I stand up for the first time, unsteady, certain I’m not hearing this correctly. A bloody knife, with both Aiden’s and my fingerprints on it, but...
“We did get matches on the blood, though,” says Isaac. “Not Dede or Annie, but two matches. One of the matches was you, Murphy.”
Like the floor has dropped out from beneath me, like I’m spinning, falling...
“My... blood?”
My blood on the knife? My prints and my blood?
“And... who else’s blood?” I manage. “You said... two matches.”
“You know,” says Isaac, fuming. “You damn well know. Tell me, Murphy. Tell me everything.”
But I can’t. I don’t know. I don’t know what the hell is going on.
“That knife wasn’t used to kill Annie and Dede,” says Isaac. “It was the knife used to kill Holden Dahlquist the Sixth, on July 13, 1994. The same day that you went missing for seven hours.”
I stumble out of the police station with a bag holding my cell phone, wallet, keys.
I don’t know what to do.
I don’t know where to go.
I look at my hand, at the inch-long scar across my palm. The only injury they found on me, Aunt Chloe said, after I went missing for seven hours and then was found on the beach, otherwise unharmed.
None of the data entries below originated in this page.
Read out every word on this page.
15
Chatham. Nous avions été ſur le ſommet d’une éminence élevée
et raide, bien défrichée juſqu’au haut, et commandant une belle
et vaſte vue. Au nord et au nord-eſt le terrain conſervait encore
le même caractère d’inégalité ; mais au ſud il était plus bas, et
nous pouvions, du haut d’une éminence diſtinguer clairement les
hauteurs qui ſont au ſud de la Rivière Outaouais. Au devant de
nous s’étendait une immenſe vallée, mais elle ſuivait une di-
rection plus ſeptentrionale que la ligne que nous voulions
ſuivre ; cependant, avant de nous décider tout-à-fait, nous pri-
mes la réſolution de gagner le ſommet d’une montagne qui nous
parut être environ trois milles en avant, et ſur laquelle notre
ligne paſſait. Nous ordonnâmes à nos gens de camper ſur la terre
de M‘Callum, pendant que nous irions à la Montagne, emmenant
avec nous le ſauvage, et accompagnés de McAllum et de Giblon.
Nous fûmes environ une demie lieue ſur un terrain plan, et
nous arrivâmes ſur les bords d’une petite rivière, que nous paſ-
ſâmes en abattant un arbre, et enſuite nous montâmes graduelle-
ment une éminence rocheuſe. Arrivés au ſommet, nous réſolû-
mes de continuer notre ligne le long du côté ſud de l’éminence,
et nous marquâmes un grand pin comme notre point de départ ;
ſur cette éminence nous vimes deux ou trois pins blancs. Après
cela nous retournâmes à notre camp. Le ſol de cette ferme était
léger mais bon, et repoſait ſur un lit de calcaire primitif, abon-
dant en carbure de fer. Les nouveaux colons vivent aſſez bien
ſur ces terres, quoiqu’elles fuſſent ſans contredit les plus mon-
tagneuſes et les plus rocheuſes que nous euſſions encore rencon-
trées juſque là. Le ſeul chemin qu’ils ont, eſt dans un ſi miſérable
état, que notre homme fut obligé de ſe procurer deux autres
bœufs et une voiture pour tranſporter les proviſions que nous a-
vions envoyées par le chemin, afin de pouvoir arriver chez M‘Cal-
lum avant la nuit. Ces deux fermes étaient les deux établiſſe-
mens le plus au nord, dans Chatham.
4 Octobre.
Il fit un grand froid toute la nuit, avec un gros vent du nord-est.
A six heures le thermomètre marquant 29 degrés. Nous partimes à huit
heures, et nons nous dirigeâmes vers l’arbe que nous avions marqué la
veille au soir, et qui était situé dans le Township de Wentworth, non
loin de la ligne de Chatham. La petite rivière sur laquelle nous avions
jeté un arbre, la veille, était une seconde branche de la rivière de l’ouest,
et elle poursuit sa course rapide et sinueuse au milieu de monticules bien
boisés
That scar must have come from the knife. The knife that had my fingerprints on it. It cut my hand. I must have touched it, too.
My prints, my blood.
On the knife that Holden VI used to kill himself.
On July 13, 1994.
I was there. I was there when it happened.
What the hell happened that day?
Aiden, I think. I need to find Aiden.
But how? And whom can I trust at this point? Not Noah. Not Ricketts, not anymore.
Only one person I can think of.
I make the call, and not fifteen minutes later, Justin’s Jaguar pulls up in front of the substation.
He pops out. “What happened? How did you get out?”
I shake my head. It’s a long story. A story I don’t even understand.